Ce ne fut pas un moment d’attendrissement, mais d’épouvante, que cette contemplation muette accordée aux désirs de la jeune tille. Quand ils le regardèrent, Holt s’était levé en donnant des signes du plus grand étonnement. Le chien Wolf sautait contre ses jambes en poussant des grognements de joie, car s’il était bien déguisé au physique, l’animal n’avait pas compris qu’on lui demandait la duplicité morale, et il fêtait son vieux maître qu’il avait senti et reconnu, en vaguant dans le corral.

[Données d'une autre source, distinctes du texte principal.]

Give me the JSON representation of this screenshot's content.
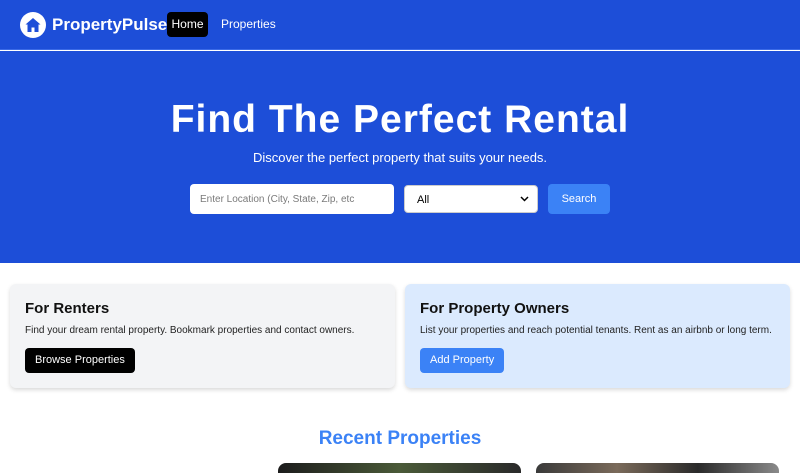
{
  "nav": {
    "brand": "PropertyPulse",
    "links": [
      {
        "label": "Home",
        "active": true
      },
      {
        "label": "Properties",
        "active": false
      }
    ]
  },
  "hero": {
    "title": "Find The Perfect Rental",
    "subtitle": "Discover the perfect property that suits your needs.",
    "search": {
      "placeholder": "Enter Location (City, State, Zip, etc",
      "value": "",
      "type_selected": "All",
      "button_label": "Search"
    }
  },
  "cards": {
    "renters": {
      "title": "For Renters",
      "text": "Find your dream rental property. Bookmark properties and contact owners.",
      "button": "Browse Properties"
    },
    "owners": {
      "title": "For Property Owners",
      "text": "List your properties and reach potential tenants. Rent as an airbnb or long term.",
      "button": "Add Property"
    }
  },
  "recent": {
    "title": "Recent Properties"
  },
  "colors": {
    "primary": "#1d4ed8",
    "accent": "#3b82f6",
    "renters_card": "#f3f4f6",
    "owners_card": "#dbeafe"
  },
  "icons": {
    "logo": "house-icon",
    "select": "chevron-down-icon"
  }
}
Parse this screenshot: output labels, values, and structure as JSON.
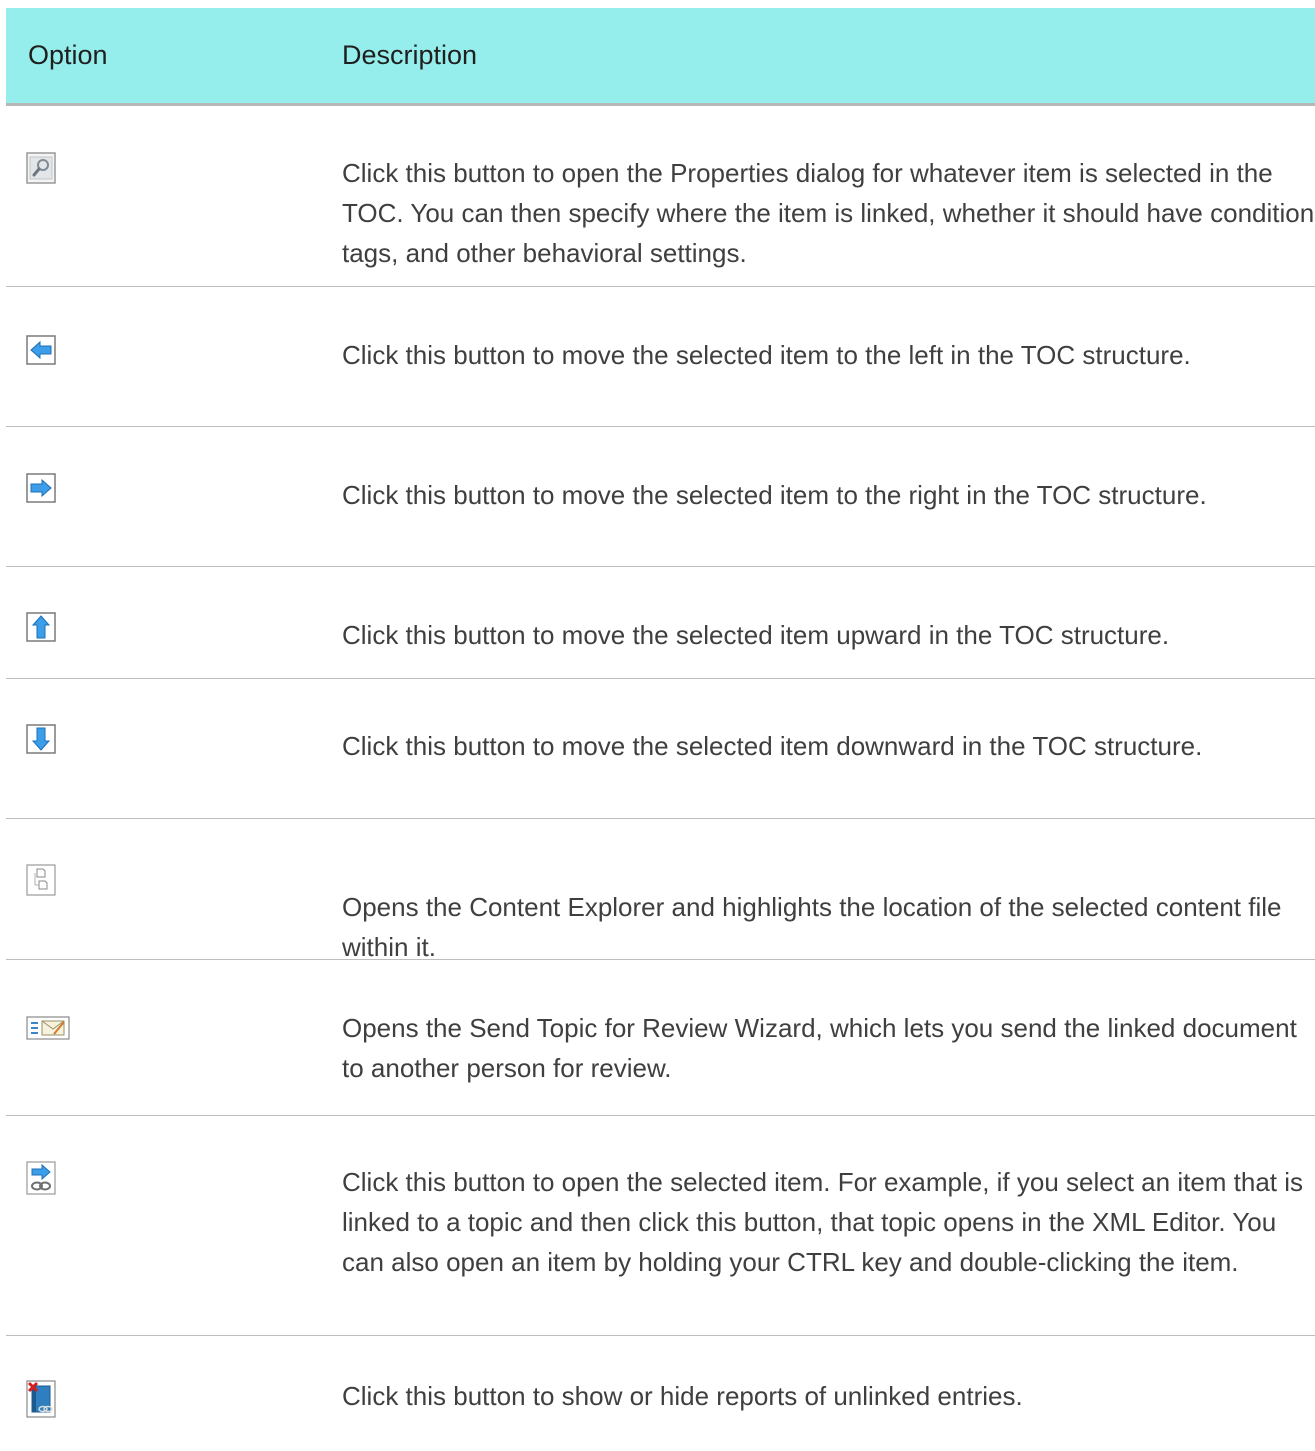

Franck Wingrove et Marian restèrent stupéfaits, et, après un premier mouvement pour s’enfuir et emporter Lilian qui défaillait, ils résolurent d’attendre la fin de la scène pour ne point partir avant de savoir si on les poursuivrait immédiatement.

« Damnation si ce n’est pas mon vieux Wolf ! s’écria le squatter. Et pourtant, Stebbins, vous m’aviez dit qu’il était mort. »

Stebbins était devenu blanc comme un linge, car la présence de cet animal lui avait donné des craintes d’une nature toute différente des sentiments que manifestait le squatter.

« C’est très singulier, dit-il. Les hommes de notre caravane du printemps m’avaient assuré qu’il avait été tué par les loups dans les prairies. Oui, c’est bien Wolf, quoi qu’il ait été défiguré.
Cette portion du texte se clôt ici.